Кувайкова Анна, Созонова Юлия

Мантикора и Дракон

Эпизод I

Пролог

Холодное осеннее небо затянули серые, налившиеся свинцом тучи. Мелкий, острый дождь бил по коже, опаляя ледяным прикосновением. Совсем скоро багряные всполохи листьев сменят голые, тонкие ветки, укрытые белым снегом. Зима готовилась вступить в свои права, мягко и неслышно скользя по земле.

Подняв голову, незряче посмотрела наверх, открыв рот и ловя солоноватые капли. Колючие прикосновения били по телу, обдавая неприятным холодом. И давали то самое, мучительно-сладкое понимание — жива.

Хриплый смешок. Живая… А зачем? Для чего? За что?!

Опустив голову, медленно села на землю, не обращая внимания на липкую грязь и острые камни, режущие острыми гранями босые стопы. Подтянув ноги к груди, обхватила их руками, уткнувшись острым подбородком в разбитые в кровь колени. Хотелось кричать. Выть. Плакать. Просить и молить.

Но бесстрастное серое небо не услышит. Хранители забыли про меня, бросив одно из своих творений на произвол судьбы.

Ещё один смешок ободрал повреждённое горло. Хранители… Где они были, когда умирал мой отец? Где были эти проклятые храмовники, когда насиловали и убивали мою мать? Где, где была их грёбаная справедливость, когда острый клинок пробил ещё нерождённое сердце?

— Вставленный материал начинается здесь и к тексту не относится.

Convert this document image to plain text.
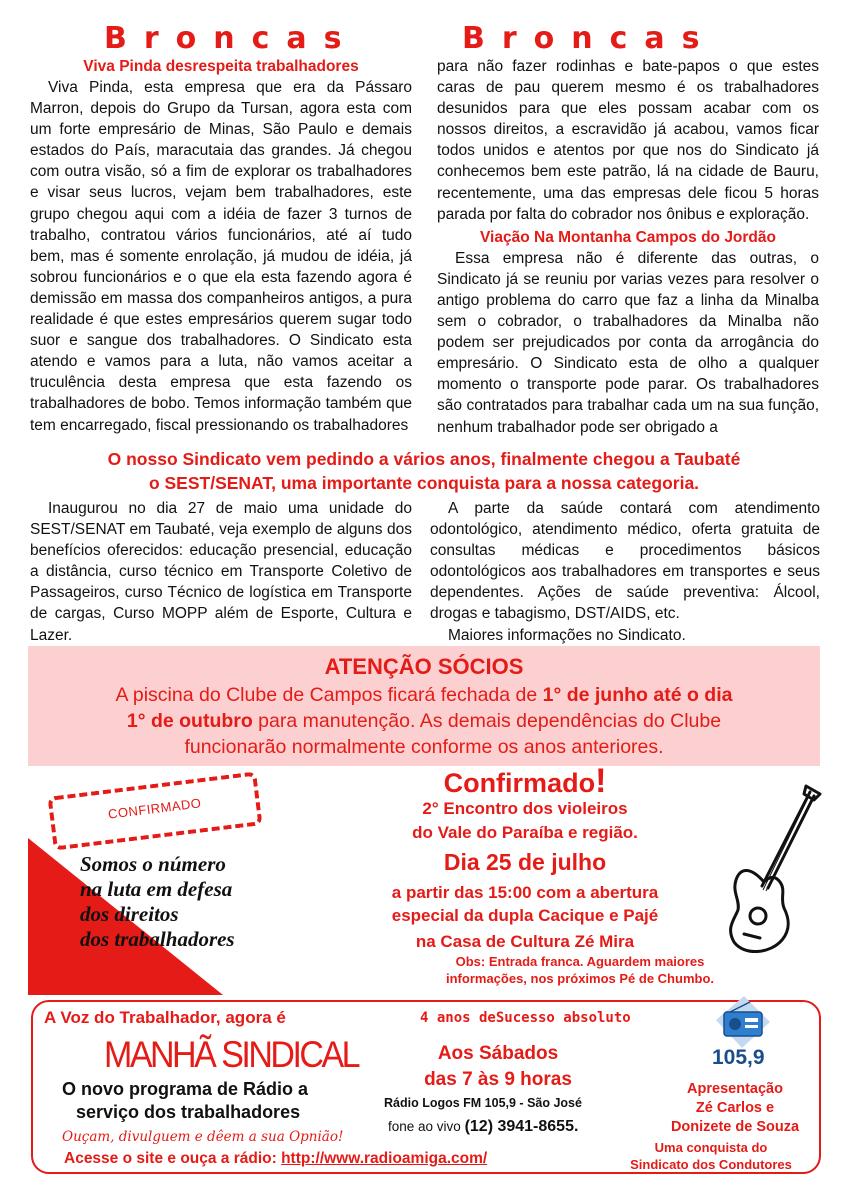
Broncas	Broncas
Viva Pinda desrespeita trabalhadores

Viva Pinda, esta empresa que era da Pássaro Marron, depois do Grupo da Tursan, agora esta com um forte empresário de Minas, São Paulo e demais estados do País, maracutaia das grandes. Já chegou com outra visão, só a fim de explorar os trabalhadores e visar seus lucros, vejam bem trabalhadores, este grupo chegou aqui com a idéia de fazer 3 turnos de trabalho, contratou vários funcionários, até aí tudo bem, mas é somente enrolação, já mudou de idéia, já sobrou funcionários e o que ela esta fazendo agora é demissão em massa dos companheiros antigos, a pura realidade é que estes empresários querem sugar todo suor e sangue dos trabalhadores. O Sindicato esta atendo e vamos para a luta, não vamos aceitar a truculência desta empresa que esta fazendo os trabalhadores de bobo. Temos informação também que tem encarregado, fiscal pressionando os trabalhadores

para não fazer rodinhas e bate-papos o que estes caras de pau querem mesmo é os trabalhadores desunidos para que eles possam acabar com os nossos direitos, a escravidão já acabou, vamos ficar todos unidos e atentos por que nos do Sindicato já conhecemos bem este patrão, lá na cidade de Bauru, recentemente, uma das empresas dele ficou 5 horas parada por falta do cobrador nos ônibus e exploração.
Viação Na Montanha Campos do Jordão

Essa empresa não é diferente das outras, o Sindicato já se reuniu por varias vezes para resolver o antigo problema do carro que faz a linha da Minalba sem o cobrador, o trabalhadores da Minalba não podem ser prejudicados por conta da arrogância do empresário. O Sindicato esta de olho a qualquer momento o transporte pode parar. Os trabalhadores são contratados para trabalhar cada um na sua função, nenhum trabalhador pode ser obrigado a

O nosso Sindicato vem pedindo a vários anos, finalmente chegou a Taubaté
o SEST/SENAT, uma importante conquista para a nossa categoria.

Inaugurou no dia 27 de maio uma unidade do SEST/SENAT em Taubaté, veja exemplo de alguns dos benefícios oferecidos: educação presencial, educação a distância, curso técnico em Transporte Coletivo de Passageiros, curso Técnico de logística em Transporte de cargas, Curso MOPP além de Esporte, Cultura e Lazer.

A parte da saúde contará com atendimento odontológico, atendimento médico, oferta gratuita de consultas médicas e procedimentos básicos odontológicos aos trabalhadores em transportes e seus dependentes. Ações de saúde preventiva: Álcool, drogas e tabagismo, DST/AIDS, etc.

Maiores informações no Sindicato.

ATENÇÃO SÓCIOS
A piscina do Clube de Campos ficará fechada de 1° de junho até o dia
1° de outubro para manutenção. As demais dependências do Clube
funcionarão normalmente conforme os anos anteriores.
CONFIRMADO
Somos o número
na luta em defesa
dos direitos
dos trabalhadores
Confirmado!
2° Encontro dos violeiros
do Vale do Paraíba e região.
Dia 25 de julho
a partir das 15:00 com a abertura
especial da dupla Cacique e Pajé
na Casa de Cultura Zé Mira
Obs: Entrada franca. Aguardem maiores
informações, nos próximos Pé de Chumbo.
A Voz do Trabalhador, agora é	4 anos deSucesso absoluto
MANHÃ SINDICAL
O novo programa de Rádio a
serviço dos trabalhadores
Ouçam, divulguem e dêem a sua Opnião!
Acesse o site e ouça a rádio: http://www.radioamiga.com/
Aos Sábados
das 7 às 9 horas
Rádio Logos FM 105,9 - São José
fone ao vivo (12) 3941-8655.
105,9
Apresentação
Zé Carlos e
Donizete de Souza
Uma conquista do
Sindicato dos Condutores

И где была та Древняя, в чью честь возносились молитвы и проклятья под сводами нашего дома?!

Они забыли. Не видели. Отвернулись. Бросили. А те, кто когда-то клялся в верности, легко верили звучавшим словам обвинений. И предавали. Раз за разом. Окрашивая в терпкий алый цвет хищно оскалившуюся сталь.

Горький смех. Разодранные пальцы, лишённые ногтей, впиваются в плечи, оставляя грязно-красный след, на светлой, покрытой коркой грязи кожи. Яркой абстракцией улёгшись на фиолетово-синий узор синяков.

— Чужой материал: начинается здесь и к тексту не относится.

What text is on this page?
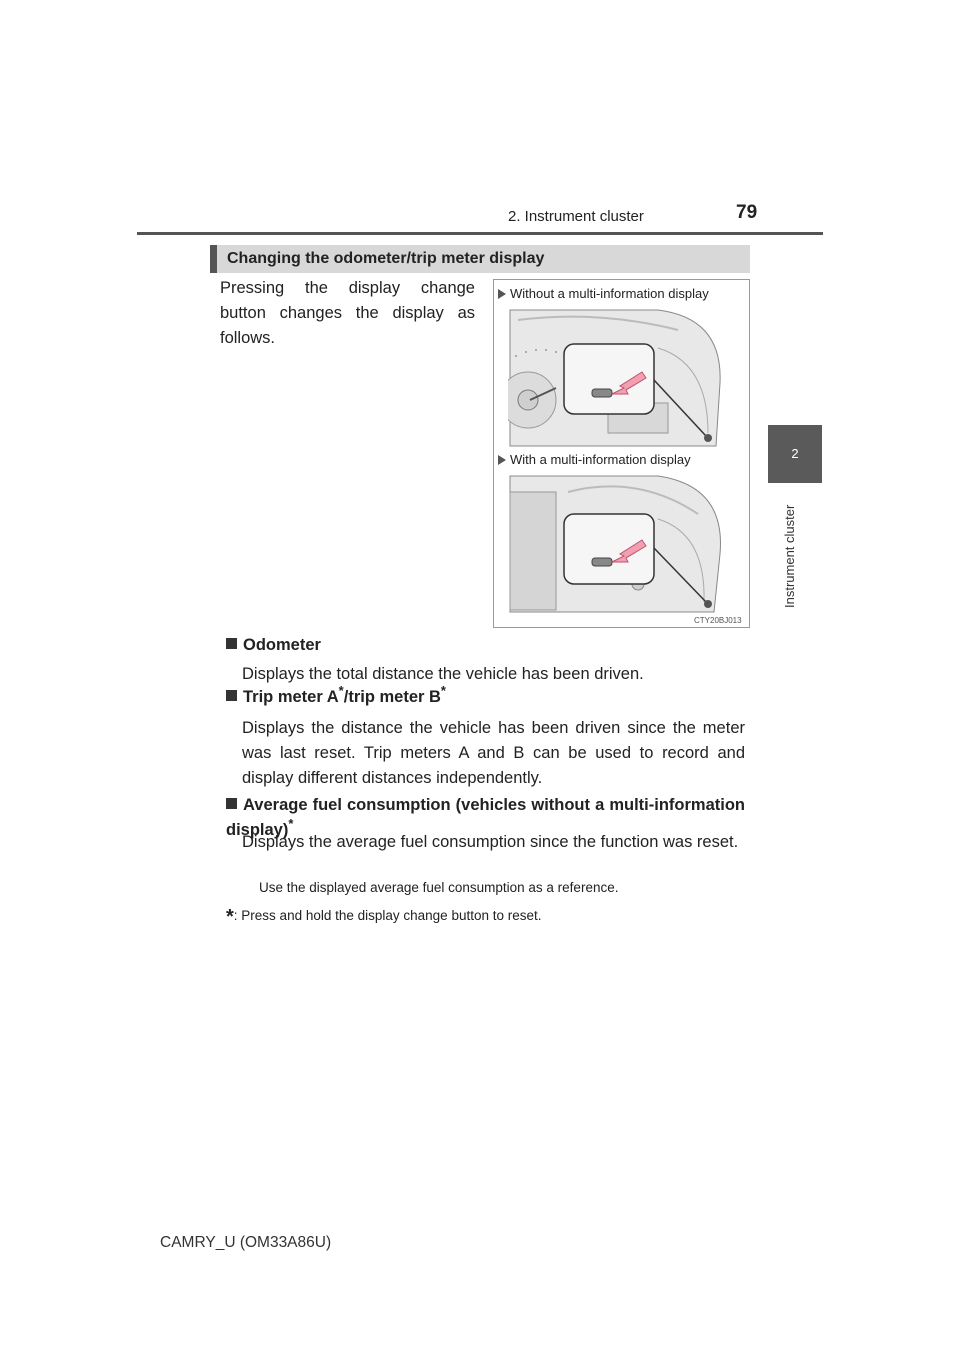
2. Instrument cluster	79
2
Instrument cluster
Changing the odometer/trip meter display
Pressing the display change button changes the display as follows.
Without a multi-information display
With a multi-information display
CTY20BJ013
Odometer
Displays the total distance the vehicle has been driven.
Trip meter A*/trip meter B*
Displays the distance the vehicle has been driven since the meter was last reset. Trip meters A and B can be used to record and display different distances independently.
Average fuel consumption (vehicles without a multi-information display)*
Displays the average fuel consumption since the function was reset.
Use the displayed average fuel consumption as a reference.
*: Press and hold the display change button to reset.
CAMRY_U (OM33A86U)
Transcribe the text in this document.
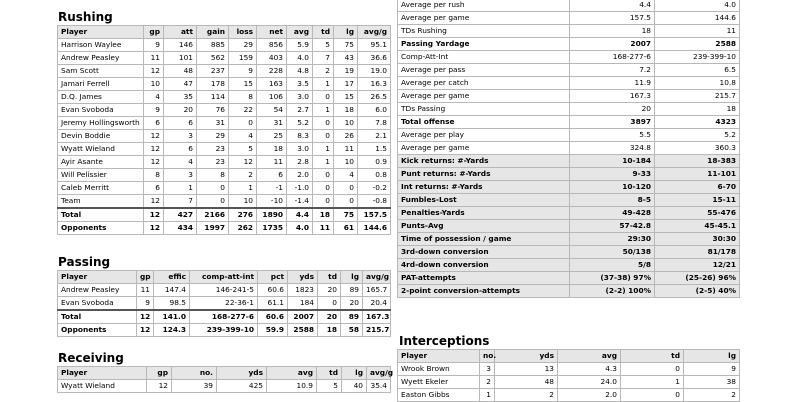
Rushing
Player	gp	att	gain	loss	net	avg	td	lg	avg/g
Harrison Waylee	9	146	885	29	856	5.9	5	75	95.1
Andrew Peasley	11	101	562	159	403	4.0	7	43	36.6
Sam Scott	12	48	237	9	228	4.8	2	19	19.0
Jamari Ferrell	10	47	178	15	163	3.5	1	17	16.3
D.Q. James	4	35	114	8	106	3.0	0	15	26.5
Evan Svoboda	9	20	76	22	54	2.7	1	18	6.0
Jeremy Hollingsworth	6	6	31	0	31	5.2	0	10	7.8
Devin Boddie	12	3	29	4	25	8.3	0	26	2.1
Wyatt Wieland	12	6	23	5	18	3.0	1	11	1.5
Ayir Asante	12	4	23	12	11	2.8	1	10	0.9
Will Pelissier	8	3	8	2	6	2.0	0	4	0.8
Caleb Merritt	6	1	0	1	-1	-1.0	0	0	-0.2
Team	12	7	0	10	-10	-1.4	0	0	-0.8
Total	12	427	2166	276	1890	4.4	18	75	157.5
Opponents	12	434	1997	262	1735	4.0	11	61	144.6
Passing
Player	gp	effic	comp-att-int	pct	yds	td	lg	avg/g
Andrew Peasley	11	147.4	146-241-5	60.6	1823	20	89	165.7
Evan Svoboda	9	98.5	22-36-1	61.1	184	0	20	20.4
Total	12	141.0	168-277-6	60.6	2007	20	89	167.3
Opponents	12	124.3	239-399-10	59.9	2588	18	58	215.7
Receiving
Player	gp	no.	yds	avg	td	lg	avg/g
Wyatt Wieland	12	39	425	10.9	5	40	35.4
Average per rush	4.4	4.0
Average per game	157.5	144.6
TDs Rushing	18	11
Passing Yardage	2007	2588
Comp-Att-Int	168-277-6	239-399-10
Average per pass	7.2	6.5
Average per catch	11.9	10.8
Average per game	167.3	215.7
TDs Passing	20	18
Total offense	3897	4323
Average per play	5.5	5.2
Average per game	324.8	360.3
Kick returns: #-Yards	10-184	18-383
Punt returns: #-Yards	9-33	11-101
Int returns: #-Yards	10-120	6-70
Fumbles-Lost	8-5	15-11
Penalties-Yards	49-428	55-476
Punts-Avg	57-42.8	45-45.1
Time of possession / game	29:30	30:30
3rd-down conversion	50/138	81/178
4rd-down conversion	5/8	12/21
PAT-attempts	(37-38) 97%	(25-26) 96%
2-point conversion-attempts	(2-2) 100%	(2-5) 40%
Interceptions
Player	no.	yds	avg	td	lg
Wrook Brown	3	13	4.3	0	9
Wyett Ekeler	2	48	24.0	1	38
Easton Gibbs	1	2	2.0	0	2
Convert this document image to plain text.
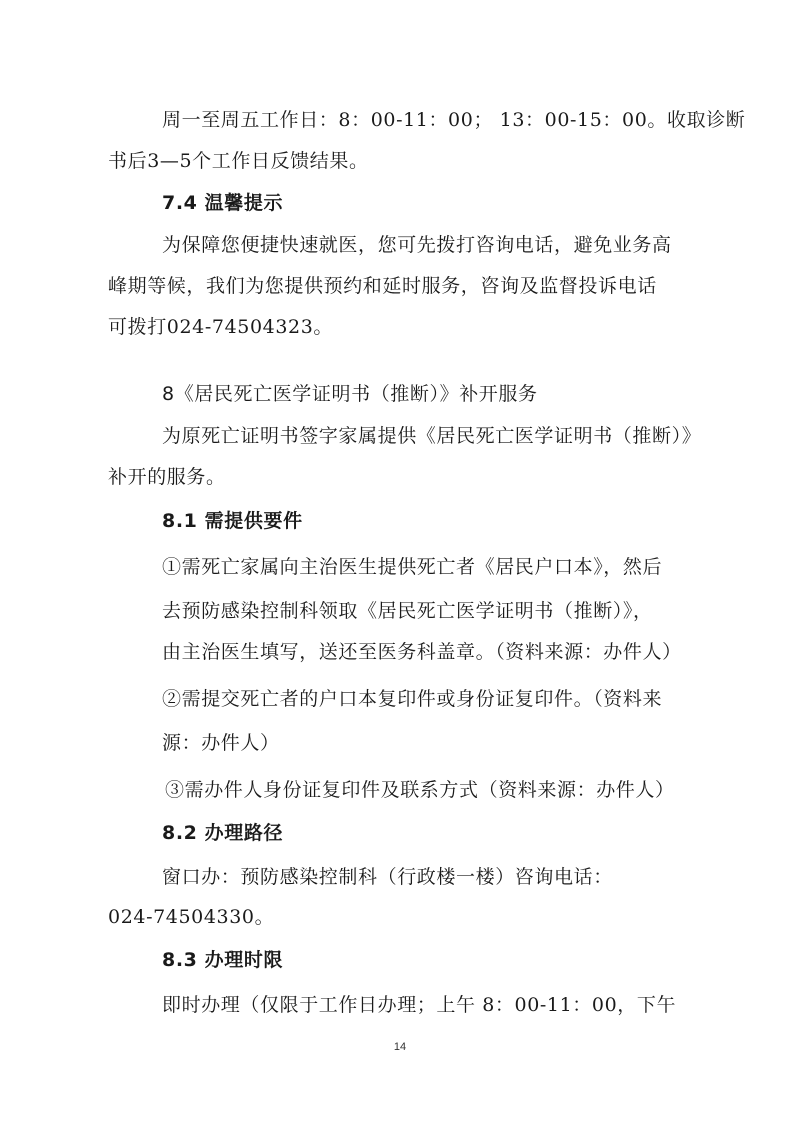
周一至周五工作日：8：00-11：00； 13：00-15：00。收取诊断
书后3—5个工作日反馈结果。
7.4 温馨提示
为保障您便捷快速就医，您可先拨打咨询电话，避免业务高
峰期等候，我们为您提供预约和延时服务，咨询及监督投诉电话
可拨打024-74504323。
8《居民死亡医学证明书（推断）》补开服务
为原死亡证明书签字家属提供《居民死亡医学证明书（推断）》
补开的服务。
8.1 需提供要件
①需死亡家属向主治医生提供死亡者《居民户口本》，然后
去预防感染控制科领取《居民死亡医学证明书（推断）》，
由主治医生填写，送还至医务科盖章。（资料来源：办件人）
②需提交死亡者的户口本复印件或身份证复印件。（资料来
源：办件人）
③需办件人身份证复印件及联系方式（资料来源：办件人）
8.2 办理路径
窗口办：预防感染控制科（行政楼一楼）咨询电话：
024-74504330。
8.3 办理时限
即时办理（仅限于工作日办理；上午 8：00-11：00，下午
14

— Я одна, совсем одна… Я жива… Жива ли я? — пересохшие губы, покрытые кровью, растянулись в неуместно весёлой улыбке. А слова, безумные, отчаянные, слетали с языка без моего желания.

Меня отпустили. Выкинули, как щенка-приблудыша, на тропу у границы империи, велев никогда и ни при каких обстоятельствах не возвращаться обратно. И презрительно кривясь, лучшие воины Сайтаншесса цедили ругательства, плюя в мою сторону. В спину ребёнка, в один миг, по чужой прихоти, оставшегося сиротой.

Неслыханная милость со стороны Повелителя. Только что мне с этой милости?

Ни семьи. Ни дома. Ни клана, что встал бы за меня горой. И израненная душа, острыми осколками режущая изнутри, жаждущая мести. Долгой, кровавой, вдумчивой, изобретательной.

Но мести. И не тем, на остриё мечей которых подняли тела моих родных, нет. Хотя и не откажу себе в удовольствие спросить с них за это. За излишнюю прыть в исполнении чужого приказа, за кровь матери на моих руках, за мёртвые глаза отца, за…

За брата, так и не увидевшего мир. Я спрошу с них сполна. Я…

Тихий вздох и беспомощный стон. Я слаба. Я человек. Что стоит моё израненное тело против обученных искусству боя солдат? Смешно…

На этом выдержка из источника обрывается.